About Time
About Time
By Dr. Curt Brannan
Look carefully then how you walk, not as unwise but as wise, making the best use of the time, because the days are evil.
Therefore do not be foolish, but understand what the will of the Lord is.
(Ephesians 5:15-17 ESV)
Do you ever take time to think about time? As I write we have just stepped across the threshold into what we call the New Year. And about now, I return each year to consider again the gift of time God has given me and think again about its importance. So if you will, take a moment to think with me about time.
Clocks and Calendars
What we call time is both personal and general. We usually think of time in terms of minutes, hours, days, etc. This is the idea of time that views it as ticking away, second by second, marking the knife edge between past and future with what we call “now”. We use this “clock and calendar” concept of time to provide reference points that help as we move through our lives. For instance, they help us know when we are to be at school, go to the doctor, or not miss a reservation for dinner. Now the Greeks used a special word, “chronos”, for this sort of time. From it we get a word often used for very accurate watches and clocks: chronometers.
Life and Content
But, time is more than just the ticking of the clock or turning of calendar pages. We also think of time in more personal ways. The Greeks acknowledged this by using a different word. This word, “kairos”, is one that considers time in terms of its content. I still remember the special days when my wife and I were married and when each of our children were born. For many those dates have little if any meaning, but for us they are filled with special memories and blessings from God. It is the content that gives these days meaning and importance, not markers on some calendar grid. You can see that this sort of time is very personal. It is defined by that which fills the moment. And in one sense, this view of time is more important than the clock/calendar view. We may say something like, “Remember that time we . . .” and identify a period in our lives when some memorable event took place. We need not put a sequence marker (i.e. a date) with it, because it is marked by what we did in the process of living.

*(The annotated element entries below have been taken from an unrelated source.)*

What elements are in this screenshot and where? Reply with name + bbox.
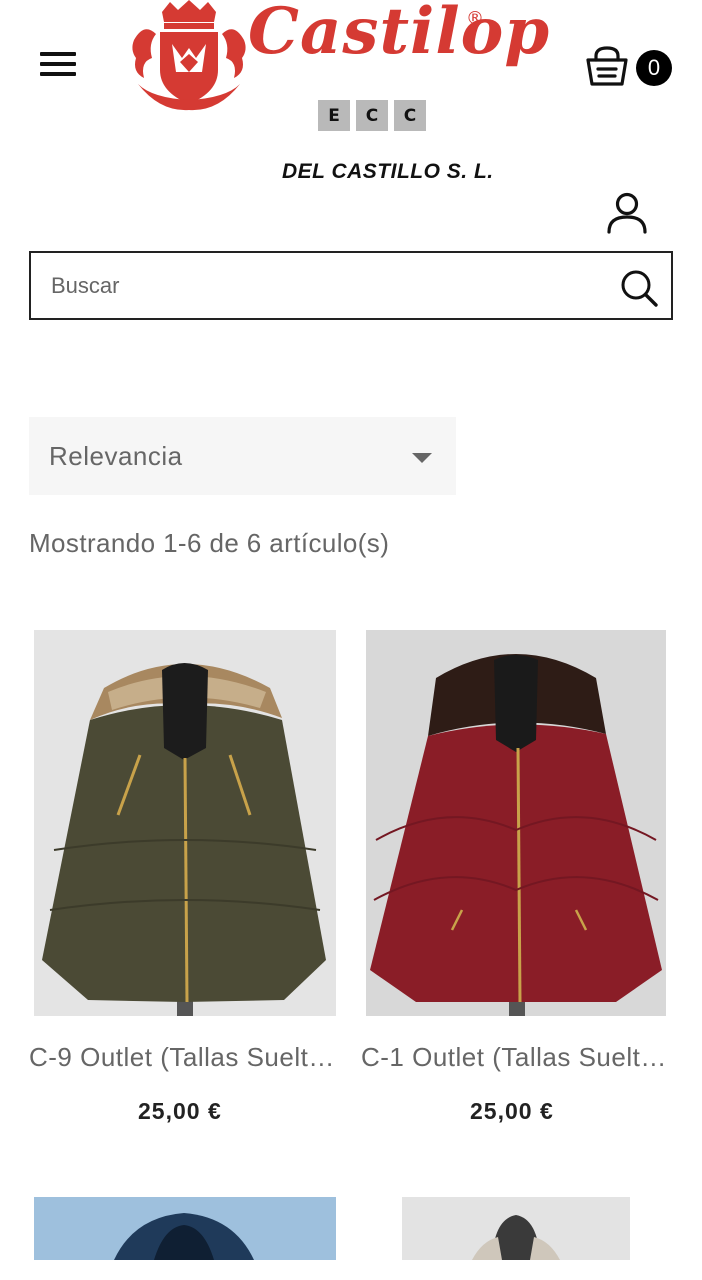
brand-tagline: DEL CASTILLO S. L.	[282, 160, 494, 183]
search-input[interactable]	[31, 253, 591, 318]
jacket-image-burgundy	[366, 630, 666, 1016]
product-image[interactable]	[366, 630, 666, 1016]
jacket-image-navy	[34, 1197, 336, 1260]
badge-letter: C	[394, 100, 426, 131]
brand-logo[interactable]: Castilop ® E C C DEL CASTILLO S. L.	[130, 0, 549, 190]
product-price: 25,00 €	[138, 1098, 222, 1124]
product-name[interactable]: C-1 Outlet (Tallas Sueltas)	[361, 1042, 671, 1073]
jacket-image-olive	[34, 630, 336, 1016]
registered-mark: ®	[466, 8, 484, 29]
caret-down-icon	[412, 453, 432, 463]
product-image[interactable]	[34, 630, 336, 1016]
badge-letter: E	[318, 100, 350, 131]
menu-button[interactable]	[40, 50, 78, 78]
hamburger-menu-icon	[40, 52, 76, 56]
search-icon[interactable]	[619, 268, 659, 308]
badge-letter: C	[356, 100, 388, 131]
product-image[interactable]	[402, 1197, 630, 1260]
jacket-image-grey	[402, 1197, 630, 1260]
sort-selected-value: Relevancia	[49, 440, 183, 471]
search-bar	[29, 251, 673, 320]
user-icon	[607, 192, 647, 234]
basket-icon	[586, 46, 628, 86]
ecc-badge: E C C	[318, 100, 426, 131]
product-name[interactable]: C-9 Outlet (Tallas Sueltas)	[29, 1042, 343, 1073]
sort-select[interactable]: Relevancia	[29, 417, 456, 495]
crest-icon	[132, 0, 246, 111]
cart-count-badge: 0	[636, 50, 672, 86]
product-image[interactable]	[34, 1197, 336, 1260]
cart-button[interactable]	[584, 44, 630, 90]
results-count: Mostrando 1-6 de 6 artículo(s)	[29, 528, 390, 558]
user-account-button[interactable]	[604, 190, 650, 234]
product-price: 25,00 €	[470, 1098, 554, 1124]
brand-name: Castilop	[248, 0, 551, 69]
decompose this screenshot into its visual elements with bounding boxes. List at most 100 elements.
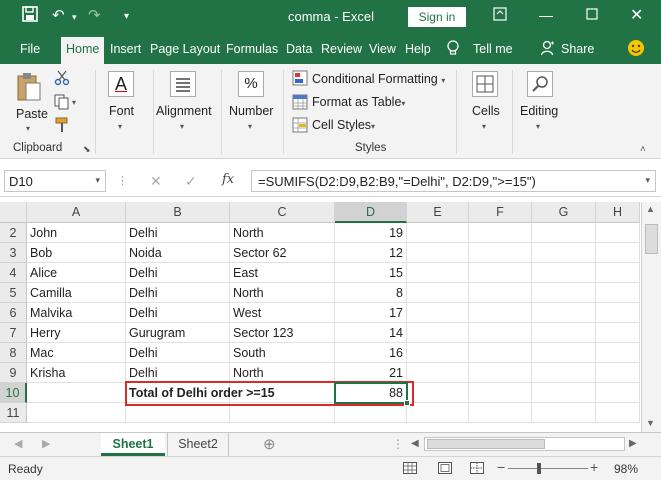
number-dropdown-icon[interactable]: ▾ [248, 122, 252, 131]
font-button[interactable]: Font [109, 104, 134, 118]
vertical-scrollbar-thumb[interactable] [645, 224, 658, 254]
minimize-icon[interactable]: — [539, 7, 553, 23]
row-header[interactable]: 9 [0, 363, 27, 383]
add-sheet-icon[interactable]: ⊕ [263, 435, 276, 453]
column-header-d[interactable]: D [335, 202, 407, 223]
cell-g2[interactable] [532, 223, 596, 243]
cell-e8[interactable] [407, 343, 469, 363]
alignment-icon[interactable] [170, 71, 196, 97]
scroll-left-icon[interactable]: ◀ [411, 438, 419, 449]
row-header[interactable]: 10 [0, 383, 27, 403]
column-header-b[interactable]: B [126, 202, 230, 223]
cell-e4[interactable] [407, 263, 469, 283]
cut-icon[interactable] [54, 70, 70, 89]
scroll-sheets-left-icon[interactable]: ◀ [14, 437, 22, 450]
horizontal-scrollbar-thumb[interactable] [427, 439, 545, 449]
copy-icon[interactable] [54, 94, 70, 113]
tab-file[interactable]: File [20, 42, 40, 56]
cell-g5[interactable] [532, 283, 596, 303]
cell-c2[interactable]: North [230, 223, 335, 243]
cell-g9[interactable] [532, 363, 596, 383]
cell-c4[interactable]: East [230, 263, 335, 283]
sign-in-button[interactable]: Sign in [408, 7, 466, 27]
close-icon[interactable]: ✕ [630, 5, 643, 25]
zoom-slider-thumb[interactable] [537, 463, 541, 474]
cell-c7[interactable]: Sector 123 [230, 323, 335, 343]
cell-c11[interactable] [230, 403, 335, 423]
vertical-scrollbar[interactable]: ▲ ▼ [641, 202, 661, 432]
alignment-button[interactable]: Alignment [156, 104, 212, 118]
cell-d3[interactable]: 12 [335, 243, 407, 263]
cell-f8[interactable] [469, 343, 532, 363]
cell-a11[interactable] [27, 403, 126, 423]
cell-h10[interactable] [596, 383, 640, 403]
row-header[interactable]: 4 [0, 263, 27, 283]
zoom-slider[interactable] [508, 468, 588, 469]
row-header[interactable]: 2 [0, 223, 27, 243]
cell-a7[interactable]: Herry [27, 323, 126, 343]
cell-b7[interactable]: Gurugram [126, 323, 230, 343]
cell-f10[interactable] [469, 383, 532, 403]
cell-h4[interactable] [596, 263, 640, 283]
cell-styles-button[interactable]: Cell Styles▾ [312, 118, 375, 132]
cell-d2[interactable]: 19 [335, 223, 407, 243]
cell-a9[interactable]: Krisha [27, 363, 126, 383]
cell-h11[interactable] [596, 403, 640, 423]
scroll-right-icon[interactable]: ▶ [629, 438, 637, 449]
cell-g11[interactable] [532, 403, 596, 423]
cell-c5[interactable]: North [230, 283, 335, 303]
enter-icon[interactable]: ✓ [185, 173, 197, 190]
cell-g3[interactable] [532, 243, 596, 263]
insert-function-icon[interactable]: fx [222, 172, 234, 187]
cells-dropdown-icon[interactable]: ▾ [482, 122, 486, 131]
cell-f7[interactable] [469, 323, 532, 343]
alignment-dropdown-icon[interactable]: ▾ [180, 122, 184, 131]
name-box[interactable]: D10 ▾ [4, 170, 106, 192]
cell-b4[interactable]: Delhi [126, 263, 230, 283]
cell-f4[interactable] [469, 263, 532, 283]
normal-view-icon[interactable] [403, 462, 417, 477]
tab-review[interactable]: Review [321, 42, 362, 56]
redo-icon[interactable]: ↷ [88, 6, 101, 24]
font-icon[interactable]: A [108, 71, 134, 97]
ribbon-display-icon[interactable] [493, 7, 507, 24]
font-dropdown-icon[interactable]: ▾ [118, 122, 122, 131]
cell-h3[interactable] [596, 243, 640, 263]
scroll-up-icon[interactable]: ▲ [646, 204, 655, 214]
cell-g6[interactable] [532, 303, 596, 323]
fill-handle[interactable] [404, 400, 410, 406]
clipboard-launcher-icon[interactable]: ⬊ [83, 144, 91, 155]
sheet-tab-sheet2[interactable]: Sheet2 [167, 433, 229, 456]
cell-f9[interactable] [469, 363, 532, 383]
cell-a8[interactable]: Mac [27, 343, 126, 363]
cell-e3[interactable] [407, 243, 469, 263]
formula-input[interactable]: =SUMIFS(D2:D9,B2:B9,"=Delhi", D2:D9,">=1… [251, 170, 656, 192]
format-painter-icon[interactable] [54, 117, 70, 136]
cell-b6[interactable]: Delhi [126, 303, 230, 323]
editing-dropdown-icon[interactable]: ▾ [536, 122, 540, 131]
cell-b11[interactable] [126, 403, 230, 423]
paste-dropdown-icon[interactable]: ▾ [26, 124, 30, 133]
row-header[interactable]: 7 [0, 323, 27, 343]
column-header-g[interactable]: G [532, 202, 596, 223]
column-header-c[interactable]: C [230, 202, 335, 223]
cell-g7[interactable] [532, 323, 596, 343]
copy-dropdown-icon[interactable]: ▾ [72, 98, 76, 107]
cell-d4[interactable]: 15 [335, 263, 407, 283]
cancel-icon[interactable]: ✕ [150, 173, 162, 190]
zoom-level[interactable]: 98% [614, 462, 638, 476]
column-header-h[interactable]: H [596, 202, 640, 223]
cell-e11[interactable] [407, 403, 469, 423]
undo-icon[interactable]: ↶ [52, 6, 65, 24]
tab-help[interactable]: Help [405, 42, 431, 56]
customize-toolbar-icon[interactable]: ▾ [124, 11, 129, 22]
page-break-view-icon[interactable] [470, 462, 484, 477]
cell-d8[interactable]: 16 [335, 343, 407, 363]
row-header[interactable]: 6 [0, 303, 27, 323]
cells-icon[interactable] [472, 71, 498, 97]
share-button[interactable]: Share [561, 42, 594, 56]
row-header[interactable]: 5 [0, 283, 27, 303]
cell-d7[interactable]: 14 [335, 323, 407, 343]
scroll-sheets-right-icon[interactable]: ▶ [42, 437, 50, 450]
horizontal-scrollbar-track[interactable] [424, 437, 625, 451]
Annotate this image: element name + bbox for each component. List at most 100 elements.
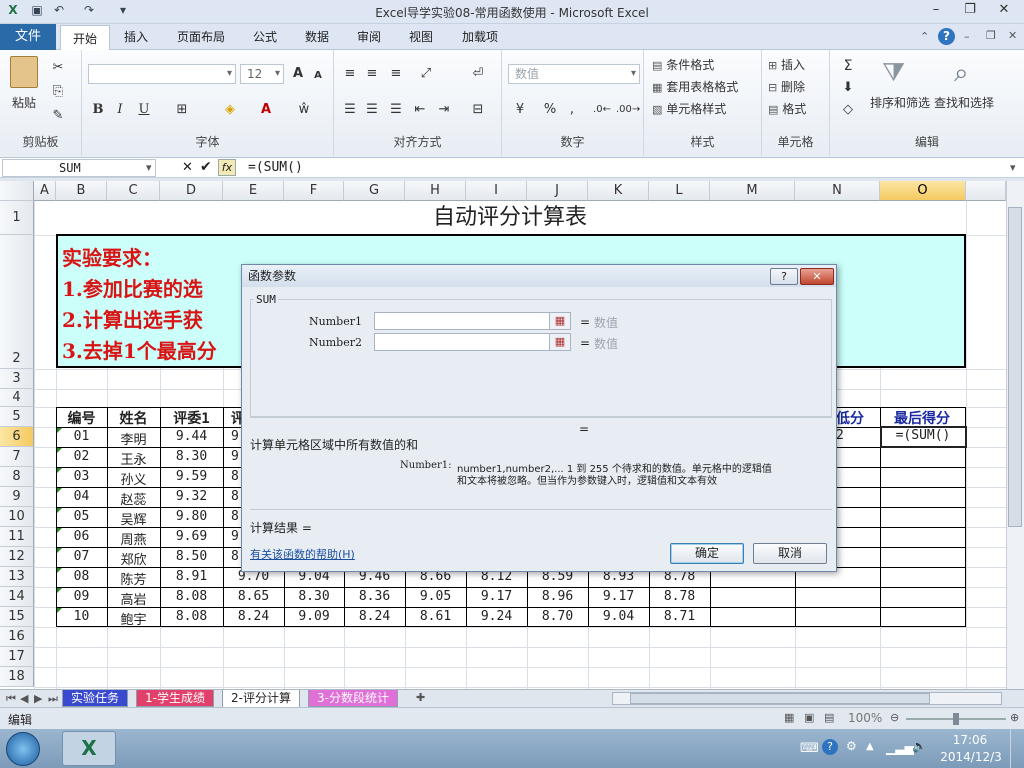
clear-icon[interactable]: ◇ [838, 100, 858, 120]
cell-j1[interactable]: 8.08 [160, 609, 223, 624]
font-name-combo[interactable] [88, 64, 236, 84]
cell-j1[interactable]: 9.69 [160, 529, 223, 544]
excel-taskbar-icon[interactable]: X [62, 731, 116, 766]
expand-formula-icon[interactable]: ▾ [1010, 162, 1016, 173]
zoom-out-icon[interactable]: ⊖ [890, 712, 899, 723]
cell-j[interactable]: 8.70 [527, 609, 588, 624]
collapse-dialog-icon[interactable]: ▦ [549, 333, 571, 351]
currency-icon[interactable]: ¥ [510, 100, 530, 120]
vertical-scroll-thumb[interactable] [1008, 207, 1022, 527]
cell-styles-button[interactable]: ▧ 单元格样式 [652, 100, 726, 117]
paste-button[interactable]: 粘贴 [12, 94, 36, 111]
dialog-close-icon[interactable]: ✕ [800, 268, 834, 285]
doc-restore-icon[interactable]: ❐ [986, 30, 996, 41]
find-select-icon[interactable]: ⌕ [954, 58, 969, 89]
row-header-2[interactable]: 2 [0, 235, 34, 369]
keyboard-icon[interactable]: ⌨ [800, 741, 819, 756]
collapse-dialog-icon[interactable]: ▦ [549, 312, 571, 330]
format-cells-button[interactable]: ▤ 格式 [768, 100, 806, 117]
sheet-tab-tasks[interactable]: 实验任务 [62, 690, 129, 707]
cancel-formula-icon[interactable]: ✕ [182, 160, 193, 175]
column-header-e[interactable]: E [223, 181, 284, 201]
cell-name[interactable]: 赵蕊 [107, 489, 160, 508]
row-header-7[interactable]: 7 [0, 447, 34, 467]
enter-formula-icon[interactable]: ✔ [200, 159, 212, 175]
row-header-17[interactable]: 17 [0, 647, 34, 667]
doc-minimize-icon[interactable]: – [964, 31, 970, 42]
cell-name[interactable]: 吴辉 [107, 509, 160, 528]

Now consider that the ticking of the clock is something over which we have absolutely no control. The clock moves on for everyone – king or peasant, rich or poor, powerful or unimportant. But, what fills our personal time can be controlled. We fill and mark it indelibly forever by what we put into it. The importance of a year is, after all, not the days or months represented by the calendar, but the content by which it’s defined.
Opportunity to Invest
It is inevitable! A new year will come again! The clock will tick— we can neither hold it back nor hurry it along; but, we can stuff it full! We can set out to fill up the new year with things that truly count.
When he wrote to the Ephesian church, the Apostle Paul gave this challenge: Therefore be careful how you walk, not as unwise men, but as wise, making the most of your time . . . (Ephesians 5:15 ESV). The KJV says, “redeeming the time.” Here he uses the word “kairos.” The idea is simply that time is something into which we invest, in this way freeing it from the empty tick of the clock and filling it with content that has meaning and substance. Unfortunately, time may be lived with indifference, given to whatever presses in at the moment or filled with useless stuff that has no ultimate value, significance or meaning.
I tend to think of the new year as a “stuff sack” (the kind you stuff full of important things on a backpack trip). God has given us this precious gift to fill with the fullness of life. Regardless of our circumstance, we hold it in our hands and day after day fill it with the “stuff” of our lives. What we put into it gives meaning to the moment and is what we finally have to show for the trip. Paul’s admonition simply stated would be something like, “God has blessed you with life. Live in touch with that reality. Stuff your time full of that which will rescue it from empty uselessness.”
A new package of time is open before us. It is a gift from God and full of possibility. We obviously aren’t in control of everything we will experience this year, but whatever comes we can choose to invest in what counts, “making the most of the time”. My prayer for our GCA family is that the Lord will find us filling our “kairos” with things that please Him. May we never treat what God has set before us as insignificant or allow it to pass by as only the unrelenting “tick” of the clock. The year ahead presents us with new opportunity into which we may invest. Let us endow it with what is memorable, meaningful and worthy of His glory.